2) Turnover Tax for Micro Businesses

Taxable Income (R) Rate of Tax (R)
0 - 335 000  0% of taxable income 
335 001 - 500 000  1% of taxable turnover above 335 000
500 001 - 750 000  1 650 + 2% of taxable turnover above 500 000
750 001 and above  6 650 + 3% of taxable turnover above 750 000

The minister also announced that the corporate tax rate of 28% would be lowered at some point in the future, in an effort to stimulate growth and improve economic competitiveness.  

Sin Taxes

The “sinners” amongst us will be hard hit yet again. This year’s budget brings a new plan to tax ‘vapers’ at a rate of 75% of the tax rate on cigarettes.

Wine will now set you back between 14c and 23c per litre more while beer and spirits will now cost 8c and R2.89 more respectively.

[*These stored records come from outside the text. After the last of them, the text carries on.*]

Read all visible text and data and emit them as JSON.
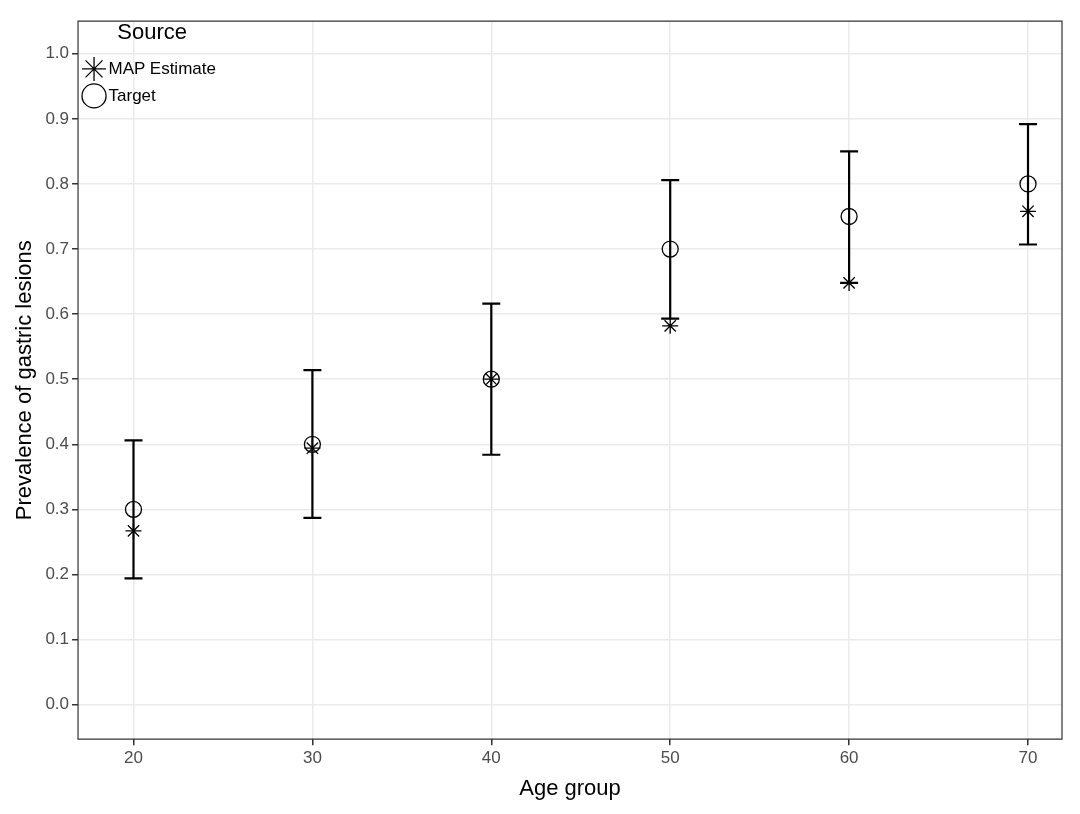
{
  "chart_data": {
    "type": "scatter",
    "xlabel": "Age group",
    "ylabel": "Prevalence of gastric lesions",
    "legend_title": "Source",
    "x": [
      20,
      30,
      40,
      50,
      60,
      70
    ],
    "series": [
      {
        "name": "MAP Estimate",
        "color": "#000000",
        "marker": "cross",
        "values": [
          0.267,
          0.394,
          0.5,
          0.582,
          0.648,
          0.758
        ],
        "errors": [
          [
            0.194,
            0.406
          ],
          [
            0.287,
            0.514
          ],
          [
            0.384,
            0.616
          ],
          [
            0.593,
            0.806
          ],
          [
            0.648,
            0.85
          ],
          [
            0.707,
            0.892
          ]
        ]
      },
      {
        "name": "Target",
        "color": "#000000",
        "marker": "circle",
        "values": [
          0.3,
          0.4,
          0.5,
          0.7,
          0.75,
          0.8
        ]
      }
    ],
    "xlim": [
      16.9,
      71.9
    ],
    "xticks": [
      20,
      30,
      40,
      50,
      60,
      70
    ],
    "ylim": [
      -0.053,
      1.05
    ],
    "yticks": [
      {
        "value": 0,
        "label": "0.0"
      },
      0.1,
      0.2,
      0.3,
      0.4,
      0.5,
      0.6,
      0.7,
      0.8,
      0.9,
      {
        "value": 1,
        "label": "1.0"
      }
    ],
    "grid": true,
    "legend": "top left"
  }
}
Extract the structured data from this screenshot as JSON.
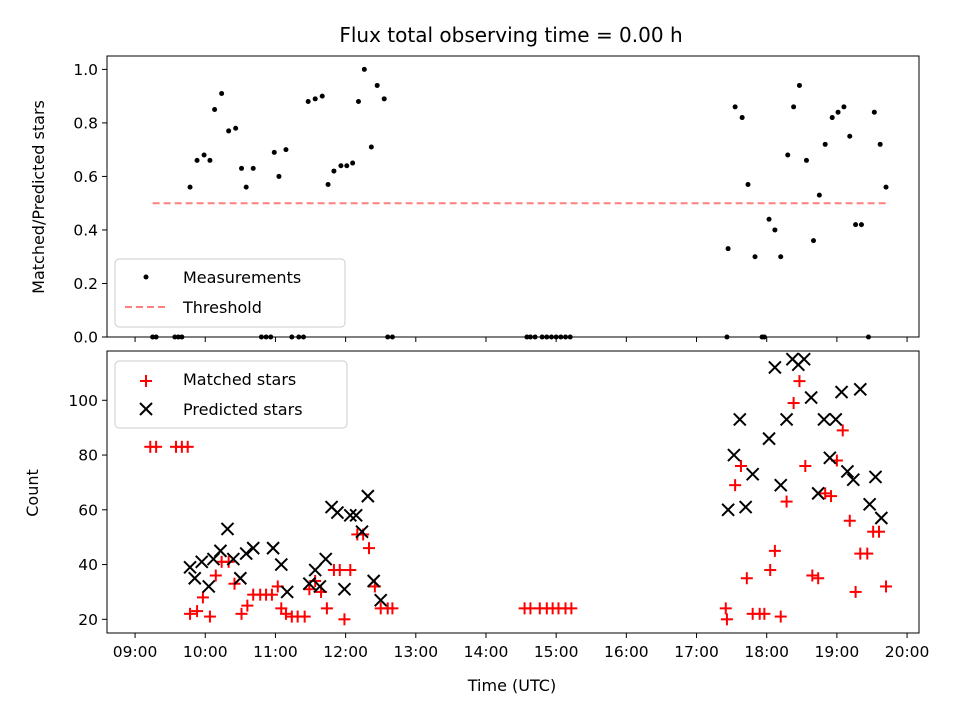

Cigarettes, a pet hate of government, will now cost an extra 74c per packet and cigars, a whopping extra R6.73 per 23g.

For those who enjoy a pint or three, you may want to stick to traditional African beer (sorghum), which has been spared an increase.

Fuel levy

Motorists will be forking out even more for fuel very soon. The Minister announced that fuel levies would be hiked by 25c per litre from 1 April 2020 of which 16 cents would go to the general fuel levy and 9 cents to the Road Accident Fund.